Pour les seniors, c’est important, je voudrais construire des résidences intergénérationnelles. Je pense que cela manque beaucoup à Grenoble. Il y a des tas de gens âgés qui sont dans de grands appartements, qu’ils ne peuvent plus payer. Il y a trop de logements, mais mal construits. Il fallait faire un état des lieux de ce qu’il manquait, et qui étaient les personnes demandeuses : la jeunesse et les seniors. Mais ce n’est pas comme cela que ça a été fait.

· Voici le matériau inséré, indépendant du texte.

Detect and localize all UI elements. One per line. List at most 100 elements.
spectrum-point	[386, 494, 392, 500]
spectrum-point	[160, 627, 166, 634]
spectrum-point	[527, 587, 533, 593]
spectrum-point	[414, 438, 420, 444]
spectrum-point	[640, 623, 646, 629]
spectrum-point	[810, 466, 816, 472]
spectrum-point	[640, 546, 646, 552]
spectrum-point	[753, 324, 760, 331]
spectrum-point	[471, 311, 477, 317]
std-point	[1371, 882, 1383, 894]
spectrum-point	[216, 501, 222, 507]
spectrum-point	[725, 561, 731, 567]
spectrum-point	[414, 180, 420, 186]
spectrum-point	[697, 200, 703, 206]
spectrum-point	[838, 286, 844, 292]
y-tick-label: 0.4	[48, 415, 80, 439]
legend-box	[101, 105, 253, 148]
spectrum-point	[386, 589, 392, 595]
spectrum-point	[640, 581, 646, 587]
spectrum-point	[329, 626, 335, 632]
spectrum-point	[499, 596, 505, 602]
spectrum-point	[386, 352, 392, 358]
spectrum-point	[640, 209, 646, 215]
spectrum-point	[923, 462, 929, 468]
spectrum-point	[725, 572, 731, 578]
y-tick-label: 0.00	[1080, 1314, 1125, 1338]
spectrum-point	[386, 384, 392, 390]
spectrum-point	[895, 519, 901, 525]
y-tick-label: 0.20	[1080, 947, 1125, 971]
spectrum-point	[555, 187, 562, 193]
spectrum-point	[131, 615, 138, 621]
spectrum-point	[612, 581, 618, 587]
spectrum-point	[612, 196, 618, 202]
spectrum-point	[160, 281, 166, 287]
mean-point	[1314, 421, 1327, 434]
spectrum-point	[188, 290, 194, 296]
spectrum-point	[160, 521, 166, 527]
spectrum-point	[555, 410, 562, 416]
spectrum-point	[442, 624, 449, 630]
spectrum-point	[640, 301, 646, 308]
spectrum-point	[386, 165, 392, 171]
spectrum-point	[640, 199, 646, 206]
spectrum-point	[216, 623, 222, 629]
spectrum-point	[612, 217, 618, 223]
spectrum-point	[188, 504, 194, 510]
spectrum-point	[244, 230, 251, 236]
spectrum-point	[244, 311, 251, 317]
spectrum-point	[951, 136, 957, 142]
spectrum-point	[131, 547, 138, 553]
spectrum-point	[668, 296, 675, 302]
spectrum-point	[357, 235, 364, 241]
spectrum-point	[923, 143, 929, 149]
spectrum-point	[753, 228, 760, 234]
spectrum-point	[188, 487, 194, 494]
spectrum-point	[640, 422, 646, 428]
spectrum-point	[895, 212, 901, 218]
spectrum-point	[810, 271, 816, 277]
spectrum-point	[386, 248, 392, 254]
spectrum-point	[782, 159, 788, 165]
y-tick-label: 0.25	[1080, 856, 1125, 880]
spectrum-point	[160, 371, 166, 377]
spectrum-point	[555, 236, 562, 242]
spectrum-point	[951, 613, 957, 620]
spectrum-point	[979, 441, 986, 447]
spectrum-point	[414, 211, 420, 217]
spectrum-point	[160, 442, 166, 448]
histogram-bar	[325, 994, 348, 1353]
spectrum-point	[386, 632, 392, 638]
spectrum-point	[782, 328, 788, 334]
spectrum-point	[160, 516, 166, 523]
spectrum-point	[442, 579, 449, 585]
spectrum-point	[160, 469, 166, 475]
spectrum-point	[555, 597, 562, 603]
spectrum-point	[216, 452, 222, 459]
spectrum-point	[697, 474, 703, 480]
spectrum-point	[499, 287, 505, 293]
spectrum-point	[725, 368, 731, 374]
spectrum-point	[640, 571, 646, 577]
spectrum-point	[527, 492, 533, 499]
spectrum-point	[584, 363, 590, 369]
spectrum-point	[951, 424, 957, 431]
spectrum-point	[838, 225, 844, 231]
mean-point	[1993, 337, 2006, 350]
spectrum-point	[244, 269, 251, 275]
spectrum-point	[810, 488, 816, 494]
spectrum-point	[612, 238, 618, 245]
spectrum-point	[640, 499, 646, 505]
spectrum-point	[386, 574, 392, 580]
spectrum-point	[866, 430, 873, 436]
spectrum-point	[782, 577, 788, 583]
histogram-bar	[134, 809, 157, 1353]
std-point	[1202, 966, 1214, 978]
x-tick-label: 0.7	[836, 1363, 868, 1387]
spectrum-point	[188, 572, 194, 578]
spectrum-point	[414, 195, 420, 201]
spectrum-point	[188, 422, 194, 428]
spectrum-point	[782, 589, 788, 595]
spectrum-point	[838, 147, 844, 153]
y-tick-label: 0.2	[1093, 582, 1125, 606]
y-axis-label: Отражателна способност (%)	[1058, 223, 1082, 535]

Concernant l’emploi municipal, il y a un problème certain sur la mairie de Grenoble parce qu’il y a un taux d’absentéisme qui est énorme, et je pense que c’est une défaillance de management. Quand vous avez beaucoup de salariés qui s’arrêtent, ce n’est pas un problème de feignantise : ils sont malheureux dans leur travail. Je pense qu’il n’y a pas assez de lien entre les responsables et les syndicats, qui sont tout de même les représentants du personnel ! Il n’y a pas suffisamment de discussion avec eux. Il faudrait vraiment que la mairie change son fusil d’épaule.
Il faudrait aussi, dans les quartiers comme la Villeneuve, très très populaires, mettre le paquet au niveau sécurité pour que les gens aient la paix. Qu’ils puissent vivre en toute quiétude, ce qui n’est pas le cas à l’heure actuelle parce que quand ils rentrent chez eux le soir, ils ont la peur au ventre.